For some people seem determined to do everything else except focus on their walk with Jesus. I know personally what a heartache it is to look back over the course of your life and realize I had taken control and not let God order my days - it breaks my heart to know others are going down that same, well traveled, road.

The man who puts his work ahead of his family.
The woman who does the same.
The teenager or young adult who lets the culture or their friends determine their values and morals.
The parents who push their kids to be involved in every sort of extracurricular activity, even if it conflicts with worship or Bible study.

I know, they mean well.

But I get a horrible picture when I think about the consequences. That of the Greek mother last week whose town was threatened by wild fires. She got her kids together and tried to flee. They were found to have perished together, with her arms around them.

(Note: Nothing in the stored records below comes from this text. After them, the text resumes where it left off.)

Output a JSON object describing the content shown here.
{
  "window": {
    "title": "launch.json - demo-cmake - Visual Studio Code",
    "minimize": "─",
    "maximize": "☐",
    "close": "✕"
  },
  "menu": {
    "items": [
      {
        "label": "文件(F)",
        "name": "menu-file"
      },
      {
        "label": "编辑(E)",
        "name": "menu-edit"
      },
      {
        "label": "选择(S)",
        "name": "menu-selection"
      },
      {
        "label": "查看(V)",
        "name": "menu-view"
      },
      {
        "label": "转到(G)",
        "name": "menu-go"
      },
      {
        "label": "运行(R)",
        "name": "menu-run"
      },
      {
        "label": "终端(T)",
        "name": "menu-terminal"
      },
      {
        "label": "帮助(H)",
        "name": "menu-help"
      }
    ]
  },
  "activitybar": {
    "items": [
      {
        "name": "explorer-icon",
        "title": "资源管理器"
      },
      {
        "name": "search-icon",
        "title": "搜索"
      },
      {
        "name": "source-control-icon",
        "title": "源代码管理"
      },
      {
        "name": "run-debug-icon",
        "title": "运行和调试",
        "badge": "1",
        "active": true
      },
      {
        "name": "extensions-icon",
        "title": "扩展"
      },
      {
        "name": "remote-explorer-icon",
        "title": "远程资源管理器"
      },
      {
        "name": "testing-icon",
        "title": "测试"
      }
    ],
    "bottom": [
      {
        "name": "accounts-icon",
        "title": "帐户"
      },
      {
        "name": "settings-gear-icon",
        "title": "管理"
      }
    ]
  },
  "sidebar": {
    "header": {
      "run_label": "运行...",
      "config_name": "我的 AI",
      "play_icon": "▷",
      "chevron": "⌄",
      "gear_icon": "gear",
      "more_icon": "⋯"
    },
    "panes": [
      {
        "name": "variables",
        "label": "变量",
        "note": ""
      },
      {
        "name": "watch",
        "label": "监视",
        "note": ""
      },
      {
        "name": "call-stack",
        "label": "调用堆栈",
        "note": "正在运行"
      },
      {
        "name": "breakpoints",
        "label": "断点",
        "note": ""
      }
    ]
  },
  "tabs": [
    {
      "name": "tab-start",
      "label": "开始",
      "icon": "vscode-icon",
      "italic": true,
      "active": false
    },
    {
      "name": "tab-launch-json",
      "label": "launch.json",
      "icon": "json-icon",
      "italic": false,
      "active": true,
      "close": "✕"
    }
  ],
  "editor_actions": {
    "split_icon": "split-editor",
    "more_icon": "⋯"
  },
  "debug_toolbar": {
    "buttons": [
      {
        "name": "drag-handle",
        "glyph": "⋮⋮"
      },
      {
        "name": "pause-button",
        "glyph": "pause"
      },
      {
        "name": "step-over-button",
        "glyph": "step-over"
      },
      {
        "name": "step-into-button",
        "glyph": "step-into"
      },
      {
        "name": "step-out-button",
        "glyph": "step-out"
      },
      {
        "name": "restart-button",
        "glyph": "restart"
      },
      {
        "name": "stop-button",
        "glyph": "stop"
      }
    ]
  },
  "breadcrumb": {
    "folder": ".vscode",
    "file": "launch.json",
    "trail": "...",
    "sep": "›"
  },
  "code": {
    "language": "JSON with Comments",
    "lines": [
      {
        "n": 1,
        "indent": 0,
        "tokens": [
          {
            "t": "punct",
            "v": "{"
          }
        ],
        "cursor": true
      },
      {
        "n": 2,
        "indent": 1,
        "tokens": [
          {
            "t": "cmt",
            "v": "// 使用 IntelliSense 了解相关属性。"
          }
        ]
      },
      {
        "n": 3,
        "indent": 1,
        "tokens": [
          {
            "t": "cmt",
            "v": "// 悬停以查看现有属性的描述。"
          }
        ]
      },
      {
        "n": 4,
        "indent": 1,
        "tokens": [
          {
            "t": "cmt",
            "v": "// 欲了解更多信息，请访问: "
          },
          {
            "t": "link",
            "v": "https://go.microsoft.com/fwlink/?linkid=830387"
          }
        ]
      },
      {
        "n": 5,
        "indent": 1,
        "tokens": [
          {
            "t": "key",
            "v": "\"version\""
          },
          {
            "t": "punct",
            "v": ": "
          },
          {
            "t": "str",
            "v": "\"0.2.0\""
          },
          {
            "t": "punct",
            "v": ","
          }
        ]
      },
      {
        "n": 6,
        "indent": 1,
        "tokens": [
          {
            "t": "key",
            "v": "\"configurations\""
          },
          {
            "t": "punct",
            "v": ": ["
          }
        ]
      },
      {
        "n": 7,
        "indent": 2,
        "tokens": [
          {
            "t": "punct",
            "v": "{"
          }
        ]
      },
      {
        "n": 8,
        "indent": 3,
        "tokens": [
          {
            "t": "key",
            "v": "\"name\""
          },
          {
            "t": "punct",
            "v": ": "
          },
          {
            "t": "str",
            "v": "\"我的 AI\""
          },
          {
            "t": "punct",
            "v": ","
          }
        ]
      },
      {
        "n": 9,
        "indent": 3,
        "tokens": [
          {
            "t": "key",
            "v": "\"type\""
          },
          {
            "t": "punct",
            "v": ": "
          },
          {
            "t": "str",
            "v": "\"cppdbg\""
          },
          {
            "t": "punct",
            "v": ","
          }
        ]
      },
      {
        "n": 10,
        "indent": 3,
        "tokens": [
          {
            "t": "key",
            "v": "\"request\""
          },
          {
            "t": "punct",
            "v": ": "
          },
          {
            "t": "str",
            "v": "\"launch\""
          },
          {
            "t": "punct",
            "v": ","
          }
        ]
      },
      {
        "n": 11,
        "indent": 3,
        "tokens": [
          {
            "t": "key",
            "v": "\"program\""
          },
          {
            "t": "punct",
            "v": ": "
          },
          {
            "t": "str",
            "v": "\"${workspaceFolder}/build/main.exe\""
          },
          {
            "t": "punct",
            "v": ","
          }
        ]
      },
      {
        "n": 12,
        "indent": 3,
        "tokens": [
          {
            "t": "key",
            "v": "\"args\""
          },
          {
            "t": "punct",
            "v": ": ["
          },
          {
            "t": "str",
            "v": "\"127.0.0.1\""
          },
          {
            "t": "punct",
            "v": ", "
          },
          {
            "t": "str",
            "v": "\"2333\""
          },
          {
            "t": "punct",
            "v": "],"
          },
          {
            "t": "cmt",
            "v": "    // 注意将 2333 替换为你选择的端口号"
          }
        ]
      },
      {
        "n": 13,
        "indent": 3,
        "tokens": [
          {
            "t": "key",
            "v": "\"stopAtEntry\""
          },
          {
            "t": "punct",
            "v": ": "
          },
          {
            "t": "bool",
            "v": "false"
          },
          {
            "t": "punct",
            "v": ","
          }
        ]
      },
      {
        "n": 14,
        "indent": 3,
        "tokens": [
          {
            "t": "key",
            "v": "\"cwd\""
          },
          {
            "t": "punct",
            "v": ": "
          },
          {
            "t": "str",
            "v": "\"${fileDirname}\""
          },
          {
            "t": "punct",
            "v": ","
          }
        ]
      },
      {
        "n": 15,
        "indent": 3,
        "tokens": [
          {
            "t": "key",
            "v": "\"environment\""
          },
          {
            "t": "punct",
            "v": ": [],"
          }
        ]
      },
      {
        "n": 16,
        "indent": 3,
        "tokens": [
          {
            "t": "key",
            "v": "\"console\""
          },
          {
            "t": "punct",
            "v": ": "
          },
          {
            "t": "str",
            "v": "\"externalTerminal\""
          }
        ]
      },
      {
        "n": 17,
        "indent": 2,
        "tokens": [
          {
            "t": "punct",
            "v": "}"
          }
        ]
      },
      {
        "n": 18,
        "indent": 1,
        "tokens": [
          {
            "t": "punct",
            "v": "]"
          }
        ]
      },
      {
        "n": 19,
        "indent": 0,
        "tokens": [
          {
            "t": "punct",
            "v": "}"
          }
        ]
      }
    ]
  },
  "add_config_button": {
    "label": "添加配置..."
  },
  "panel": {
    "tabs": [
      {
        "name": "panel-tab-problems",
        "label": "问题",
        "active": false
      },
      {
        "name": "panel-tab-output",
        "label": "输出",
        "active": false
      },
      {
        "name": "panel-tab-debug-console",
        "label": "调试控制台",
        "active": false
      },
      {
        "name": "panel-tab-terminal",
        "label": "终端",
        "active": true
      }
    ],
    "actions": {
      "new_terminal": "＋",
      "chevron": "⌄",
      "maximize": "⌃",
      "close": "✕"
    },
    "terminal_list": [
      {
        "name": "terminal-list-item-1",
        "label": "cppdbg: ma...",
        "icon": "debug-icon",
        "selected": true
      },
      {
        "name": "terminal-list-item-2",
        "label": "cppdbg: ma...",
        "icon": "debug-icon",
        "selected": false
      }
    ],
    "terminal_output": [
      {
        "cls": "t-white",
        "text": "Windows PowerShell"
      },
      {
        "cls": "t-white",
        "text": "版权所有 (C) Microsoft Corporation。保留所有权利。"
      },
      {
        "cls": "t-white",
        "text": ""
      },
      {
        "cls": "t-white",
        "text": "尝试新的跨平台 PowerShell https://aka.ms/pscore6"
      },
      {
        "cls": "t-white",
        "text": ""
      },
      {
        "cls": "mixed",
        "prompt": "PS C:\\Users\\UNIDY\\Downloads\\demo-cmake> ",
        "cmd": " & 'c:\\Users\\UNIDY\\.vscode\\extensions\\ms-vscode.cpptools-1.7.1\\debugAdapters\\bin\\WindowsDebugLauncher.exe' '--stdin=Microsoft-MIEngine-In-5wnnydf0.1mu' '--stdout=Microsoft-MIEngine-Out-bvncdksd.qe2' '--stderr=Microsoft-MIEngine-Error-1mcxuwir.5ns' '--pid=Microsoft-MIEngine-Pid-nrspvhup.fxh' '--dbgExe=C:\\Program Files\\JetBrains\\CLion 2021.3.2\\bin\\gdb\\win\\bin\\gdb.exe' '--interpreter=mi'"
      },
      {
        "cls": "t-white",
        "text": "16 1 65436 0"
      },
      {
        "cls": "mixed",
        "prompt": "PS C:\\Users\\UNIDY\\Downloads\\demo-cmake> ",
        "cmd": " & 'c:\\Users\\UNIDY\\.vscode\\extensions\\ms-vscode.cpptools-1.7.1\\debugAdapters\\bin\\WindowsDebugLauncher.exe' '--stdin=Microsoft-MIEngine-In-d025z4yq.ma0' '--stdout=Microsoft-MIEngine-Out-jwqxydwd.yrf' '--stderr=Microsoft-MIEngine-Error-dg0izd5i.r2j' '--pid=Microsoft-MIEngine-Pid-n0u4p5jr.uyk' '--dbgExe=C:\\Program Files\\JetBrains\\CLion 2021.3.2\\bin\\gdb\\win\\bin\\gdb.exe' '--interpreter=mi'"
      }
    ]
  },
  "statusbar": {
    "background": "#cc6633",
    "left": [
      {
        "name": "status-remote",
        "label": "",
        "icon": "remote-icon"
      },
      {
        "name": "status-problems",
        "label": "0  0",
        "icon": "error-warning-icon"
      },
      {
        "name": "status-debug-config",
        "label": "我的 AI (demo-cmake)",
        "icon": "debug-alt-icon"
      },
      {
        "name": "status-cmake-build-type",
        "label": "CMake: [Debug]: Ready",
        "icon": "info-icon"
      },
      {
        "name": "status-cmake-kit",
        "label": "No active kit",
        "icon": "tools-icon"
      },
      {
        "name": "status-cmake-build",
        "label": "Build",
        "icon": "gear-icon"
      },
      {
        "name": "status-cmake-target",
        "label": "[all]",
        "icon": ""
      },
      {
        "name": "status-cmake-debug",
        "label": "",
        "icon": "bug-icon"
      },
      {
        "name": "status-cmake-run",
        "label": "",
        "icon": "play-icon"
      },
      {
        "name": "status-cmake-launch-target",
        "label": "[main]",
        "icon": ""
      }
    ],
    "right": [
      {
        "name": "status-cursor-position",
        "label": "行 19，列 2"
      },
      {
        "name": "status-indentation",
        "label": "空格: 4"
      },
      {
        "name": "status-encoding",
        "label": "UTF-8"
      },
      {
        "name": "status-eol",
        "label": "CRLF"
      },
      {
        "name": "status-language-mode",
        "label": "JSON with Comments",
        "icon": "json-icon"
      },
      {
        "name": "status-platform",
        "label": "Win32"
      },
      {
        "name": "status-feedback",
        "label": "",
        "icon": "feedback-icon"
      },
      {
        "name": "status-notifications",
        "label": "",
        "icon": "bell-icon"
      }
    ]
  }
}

Her home was untouched by the flames.

She made a decision. There's absolutely no way she could have known for sure that her house would have been spared. What she did, even to the last, she did out of love.

She meant well, she just didn't know.

For a Christian, meaning well while in effect denying that your life and day planner has been surrendered to the cause of Christ just won't cut it.

We know better.

Life is a dress rehearsal of sorts to see if we are ready to meet God. We're given everything we need to succeed at it. The very Spirit of God takes up residence in us and gives us all the strength, courage, and wisdom we need - if we will surrender our ordinary days to Jesus.

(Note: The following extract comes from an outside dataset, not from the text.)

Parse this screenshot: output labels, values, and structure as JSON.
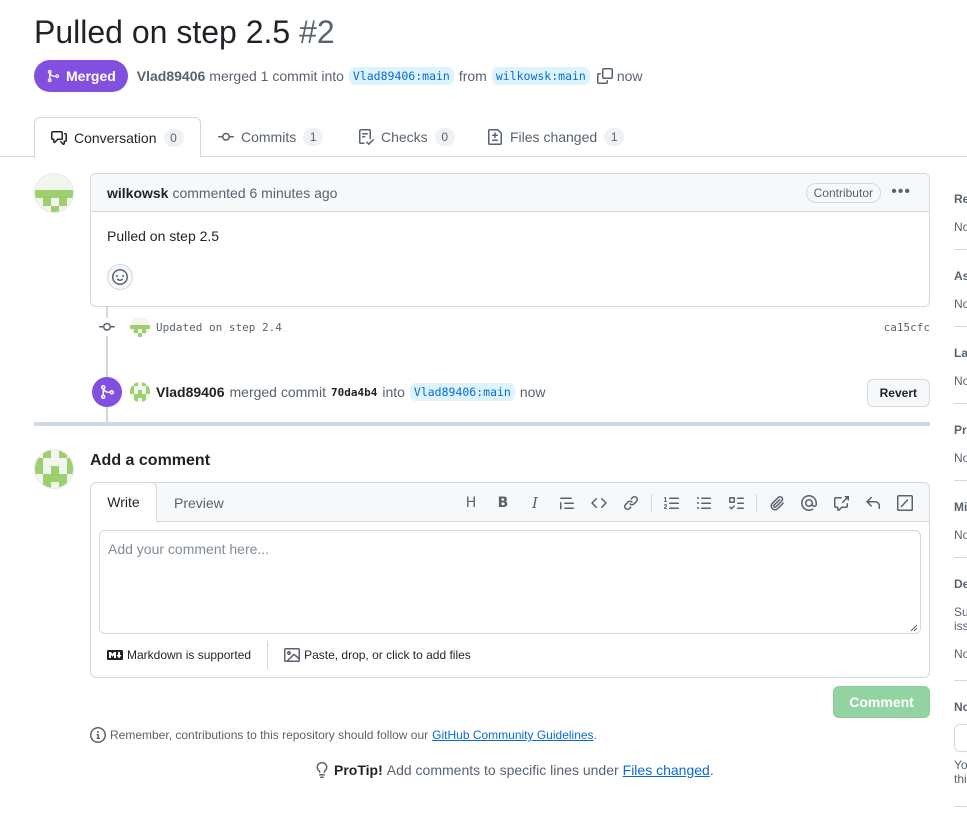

At the end of our lives, I don't believe we'll be looking back on how many hours we put into that project at work, or how well we did in middle school band, high school chorus, or any of those things that we're valuing over walking with Jesus now.

When we stand in the presence of the King of Kings and the Lord of Lords, saying "I meant well" just isn't going to work.

Turn it over, all of it, to God. Pick up His plan, His scheme and walk in it. Don't get distracted by those things that ultimately won't matter at all.

Don't just mean well.

Follow Jesus.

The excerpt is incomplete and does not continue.